|M.Sc Student||Tennenholtz Guy|
|Subject||Sequential Vaccination of Epidemics in Networks|
|Department||Department of Electrical Engineering||Supervisor||Professor Shie Mannor|
|Full Thesis text|
The dynamics of infectious diseases spread is crucial in determining their risk and
offering ways to contain them. We study sequential vaccination of individuals in networks.
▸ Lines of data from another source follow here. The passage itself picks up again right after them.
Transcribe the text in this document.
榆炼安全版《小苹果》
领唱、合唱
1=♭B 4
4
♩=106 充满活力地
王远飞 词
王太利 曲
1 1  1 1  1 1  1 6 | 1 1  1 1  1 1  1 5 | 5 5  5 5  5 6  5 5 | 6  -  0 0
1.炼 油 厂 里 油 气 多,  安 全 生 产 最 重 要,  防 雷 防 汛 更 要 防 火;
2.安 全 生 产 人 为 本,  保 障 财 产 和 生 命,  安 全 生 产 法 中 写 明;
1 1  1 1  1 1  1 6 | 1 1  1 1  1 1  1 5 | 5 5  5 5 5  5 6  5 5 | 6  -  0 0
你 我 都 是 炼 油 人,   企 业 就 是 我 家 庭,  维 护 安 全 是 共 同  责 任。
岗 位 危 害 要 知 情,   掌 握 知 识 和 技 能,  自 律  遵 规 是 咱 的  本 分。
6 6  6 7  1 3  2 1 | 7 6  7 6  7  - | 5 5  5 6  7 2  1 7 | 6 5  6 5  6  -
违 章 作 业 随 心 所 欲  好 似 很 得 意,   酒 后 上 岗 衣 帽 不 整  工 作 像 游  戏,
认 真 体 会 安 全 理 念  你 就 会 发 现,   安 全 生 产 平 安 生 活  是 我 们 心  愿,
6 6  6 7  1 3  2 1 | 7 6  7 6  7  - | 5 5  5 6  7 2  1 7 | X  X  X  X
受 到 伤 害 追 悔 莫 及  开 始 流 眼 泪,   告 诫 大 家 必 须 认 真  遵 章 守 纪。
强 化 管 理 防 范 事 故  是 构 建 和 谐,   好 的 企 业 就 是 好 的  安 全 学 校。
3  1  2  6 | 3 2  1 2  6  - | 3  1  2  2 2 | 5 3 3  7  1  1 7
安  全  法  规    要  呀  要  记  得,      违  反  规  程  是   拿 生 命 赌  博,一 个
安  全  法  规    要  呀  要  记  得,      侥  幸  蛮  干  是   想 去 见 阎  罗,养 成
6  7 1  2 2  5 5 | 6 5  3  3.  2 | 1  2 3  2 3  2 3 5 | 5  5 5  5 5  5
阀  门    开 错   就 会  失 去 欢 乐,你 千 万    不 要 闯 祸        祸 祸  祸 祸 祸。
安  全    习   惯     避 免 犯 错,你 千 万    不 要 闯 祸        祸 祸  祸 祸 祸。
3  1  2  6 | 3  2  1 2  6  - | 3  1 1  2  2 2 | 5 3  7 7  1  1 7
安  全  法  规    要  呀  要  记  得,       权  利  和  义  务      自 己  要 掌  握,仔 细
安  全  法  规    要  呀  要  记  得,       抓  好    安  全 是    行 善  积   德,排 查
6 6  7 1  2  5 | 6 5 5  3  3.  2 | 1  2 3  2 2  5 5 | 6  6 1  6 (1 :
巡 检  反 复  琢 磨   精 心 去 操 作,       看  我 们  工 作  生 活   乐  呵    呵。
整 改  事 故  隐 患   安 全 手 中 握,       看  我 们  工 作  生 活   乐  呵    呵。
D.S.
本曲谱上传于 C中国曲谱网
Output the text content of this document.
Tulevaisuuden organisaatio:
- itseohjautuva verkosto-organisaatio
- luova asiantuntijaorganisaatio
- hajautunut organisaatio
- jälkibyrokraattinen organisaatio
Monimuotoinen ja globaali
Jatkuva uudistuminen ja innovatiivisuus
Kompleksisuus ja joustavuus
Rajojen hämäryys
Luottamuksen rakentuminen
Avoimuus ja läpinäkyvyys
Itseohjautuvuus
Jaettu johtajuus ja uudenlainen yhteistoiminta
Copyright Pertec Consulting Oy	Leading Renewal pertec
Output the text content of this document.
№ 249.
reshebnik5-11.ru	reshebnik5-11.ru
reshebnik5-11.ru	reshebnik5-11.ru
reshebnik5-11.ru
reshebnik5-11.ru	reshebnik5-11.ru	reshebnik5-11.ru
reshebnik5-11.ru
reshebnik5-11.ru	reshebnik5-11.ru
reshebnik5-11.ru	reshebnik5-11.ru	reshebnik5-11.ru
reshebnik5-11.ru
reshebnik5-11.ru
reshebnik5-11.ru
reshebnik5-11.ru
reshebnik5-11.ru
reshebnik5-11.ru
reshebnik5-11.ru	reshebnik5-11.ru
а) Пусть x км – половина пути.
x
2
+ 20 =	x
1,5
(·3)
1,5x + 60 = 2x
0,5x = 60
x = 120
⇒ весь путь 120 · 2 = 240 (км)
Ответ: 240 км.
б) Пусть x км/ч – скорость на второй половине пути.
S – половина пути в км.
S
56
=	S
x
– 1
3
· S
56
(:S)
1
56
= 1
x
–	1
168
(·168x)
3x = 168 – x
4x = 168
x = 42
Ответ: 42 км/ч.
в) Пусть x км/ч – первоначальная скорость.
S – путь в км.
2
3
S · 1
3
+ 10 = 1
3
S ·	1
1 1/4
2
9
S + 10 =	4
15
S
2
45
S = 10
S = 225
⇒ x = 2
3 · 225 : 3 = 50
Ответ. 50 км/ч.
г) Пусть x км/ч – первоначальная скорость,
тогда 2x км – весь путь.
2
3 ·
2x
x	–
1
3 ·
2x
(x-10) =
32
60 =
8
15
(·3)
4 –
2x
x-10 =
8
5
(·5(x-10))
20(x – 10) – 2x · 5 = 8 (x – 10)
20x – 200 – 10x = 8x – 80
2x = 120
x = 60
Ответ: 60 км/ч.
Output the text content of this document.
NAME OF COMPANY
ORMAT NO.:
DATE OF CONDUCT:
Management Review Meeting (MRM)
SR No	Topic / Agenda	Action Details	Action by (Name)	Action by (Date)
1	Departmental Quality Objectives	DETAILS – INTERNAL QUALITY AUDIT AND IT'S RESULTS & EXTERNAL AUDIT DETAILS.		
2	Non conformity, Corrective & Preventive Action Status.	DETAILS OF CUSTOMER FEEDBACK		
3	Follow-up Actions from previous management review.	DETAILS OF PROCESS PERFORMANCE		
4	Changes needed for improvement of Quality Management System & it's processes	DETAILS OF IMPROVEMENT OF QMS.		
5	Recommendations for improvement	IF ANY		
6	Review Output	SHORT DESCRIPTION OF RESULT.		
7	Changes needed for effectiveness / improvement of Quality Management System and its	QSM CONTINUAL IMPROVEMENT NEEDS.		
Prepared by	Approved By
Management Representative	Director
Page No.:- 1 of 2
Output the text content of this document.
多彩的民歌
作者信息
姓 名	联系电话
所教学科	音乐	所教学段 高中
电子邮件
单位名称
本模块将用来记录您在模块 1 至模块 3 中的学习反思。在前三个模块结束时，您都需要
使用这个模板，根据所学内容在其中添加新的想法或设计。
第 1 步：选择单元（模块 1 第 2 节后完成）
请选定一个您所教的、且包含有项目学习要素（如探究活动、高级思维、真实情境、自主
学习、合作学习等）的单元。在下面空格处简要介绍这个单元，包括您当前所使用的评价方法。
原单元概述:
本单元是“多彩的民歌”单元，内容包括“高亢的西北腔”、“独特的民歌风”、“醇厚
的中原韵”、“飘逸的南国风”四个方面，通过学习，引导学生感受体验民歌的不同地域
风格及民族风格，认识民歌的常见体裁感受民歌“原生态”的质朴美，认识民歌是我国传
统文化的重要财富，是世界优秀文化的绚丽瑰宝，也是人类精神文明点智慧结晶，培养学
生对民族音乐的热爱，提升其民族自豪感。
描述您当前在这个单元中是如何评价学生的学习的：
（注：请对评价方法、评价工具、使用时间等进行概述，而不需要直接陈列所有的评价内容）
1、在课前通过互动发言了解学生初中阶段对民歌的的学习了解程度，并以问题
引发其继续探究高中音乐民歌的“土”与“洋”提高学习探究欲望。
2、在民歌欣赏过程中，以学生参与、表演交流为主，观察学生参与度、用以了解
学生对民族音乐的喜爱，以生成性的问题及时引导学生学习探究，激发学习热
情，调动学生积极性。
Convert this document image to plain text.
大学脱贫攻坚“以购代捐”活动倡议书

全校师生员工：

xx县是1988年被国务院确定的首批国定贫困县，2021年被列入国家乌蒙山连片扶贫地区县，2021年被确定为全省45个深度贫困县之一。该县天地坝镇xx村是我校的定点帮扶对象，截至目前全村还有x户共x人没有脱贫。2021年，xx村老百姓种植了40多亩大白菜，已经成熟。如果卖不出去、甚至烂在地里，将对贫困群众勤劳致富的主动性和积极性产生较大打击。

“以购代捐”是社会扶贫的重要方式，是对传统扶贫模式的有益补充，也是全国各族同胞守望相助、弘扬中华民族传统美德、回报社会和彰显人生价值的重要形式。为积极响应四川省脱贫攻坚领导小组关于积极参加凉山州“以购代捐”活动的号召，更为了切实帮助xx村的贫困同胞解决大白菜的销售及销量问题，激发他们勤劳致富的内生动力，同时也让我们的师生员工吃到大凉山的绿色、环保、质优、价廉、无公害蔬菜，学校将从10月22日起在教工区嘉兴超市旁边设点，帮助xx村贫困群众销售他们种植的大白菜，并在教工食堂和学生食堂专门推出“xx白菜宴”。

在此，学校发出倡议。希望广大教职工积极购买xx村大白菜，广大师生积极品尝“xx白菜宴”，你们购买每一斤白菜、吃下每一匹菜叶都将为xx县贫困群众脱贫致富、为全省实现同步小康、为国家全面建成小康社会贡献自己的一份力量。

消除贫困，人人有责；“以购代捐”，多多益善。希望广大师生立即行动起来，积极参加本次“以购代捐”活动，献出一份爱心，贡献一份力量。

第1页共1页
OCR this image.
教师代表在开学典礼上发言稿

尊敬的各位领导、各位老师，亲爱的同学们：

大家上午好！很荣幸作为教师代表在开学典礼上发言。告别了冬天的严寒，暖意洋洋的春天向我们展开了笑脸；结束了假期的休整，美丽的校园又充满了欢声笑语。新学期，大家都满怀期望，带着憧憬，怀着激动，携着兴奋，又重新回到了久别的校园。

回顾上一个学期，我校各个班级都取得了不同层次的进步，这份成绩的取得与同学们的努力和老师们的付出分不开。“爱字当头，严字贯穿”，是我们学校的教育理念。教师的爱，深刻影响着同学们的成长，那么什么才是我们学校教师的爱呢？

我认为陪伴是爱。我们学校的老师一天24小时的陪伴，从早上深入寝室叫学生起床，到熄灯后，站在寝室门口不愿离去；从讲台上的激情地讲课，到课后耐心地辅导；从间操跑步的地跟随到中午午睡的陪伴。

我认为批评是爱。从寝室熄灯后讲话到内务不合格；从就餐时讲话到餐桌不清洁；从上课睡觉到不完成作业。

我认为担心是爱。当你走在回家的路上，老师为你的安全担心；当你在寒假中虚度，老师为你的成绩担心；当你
In the original (deterministic) version of the Firefighter problem, a fire breaks
out at some node of a given graph. At each time step, b nodes can be protected by
a firefighter and then the _re spreads to all unprotected neighbors of the nodes on
fire. The process ends when the fire can no longer spread. We extend the Firefighter
problem to a probabilistic setting, where the infection is stochastic. We devise a simple policy that only vaccinates neighbors of infected nodes and is optimal on regular trees and on general graphs for a sufficiently large budget. We derive methods for calculating upper and lower bounds of the expected number of infected individuals, as well as provide estimates on the budget needed for containment in expectation.
We calculate these explicitly on trees, d-dimensional grids, and Erdos Renyi graphs.
Finally, we construct a state-dependent budget allocation strategy and demonstrate
its superiority over constant budget allocation on real networks following a first order
acquaintance vaccination policy. Our work is a first step towards the design of networks that have built-in resilience by design.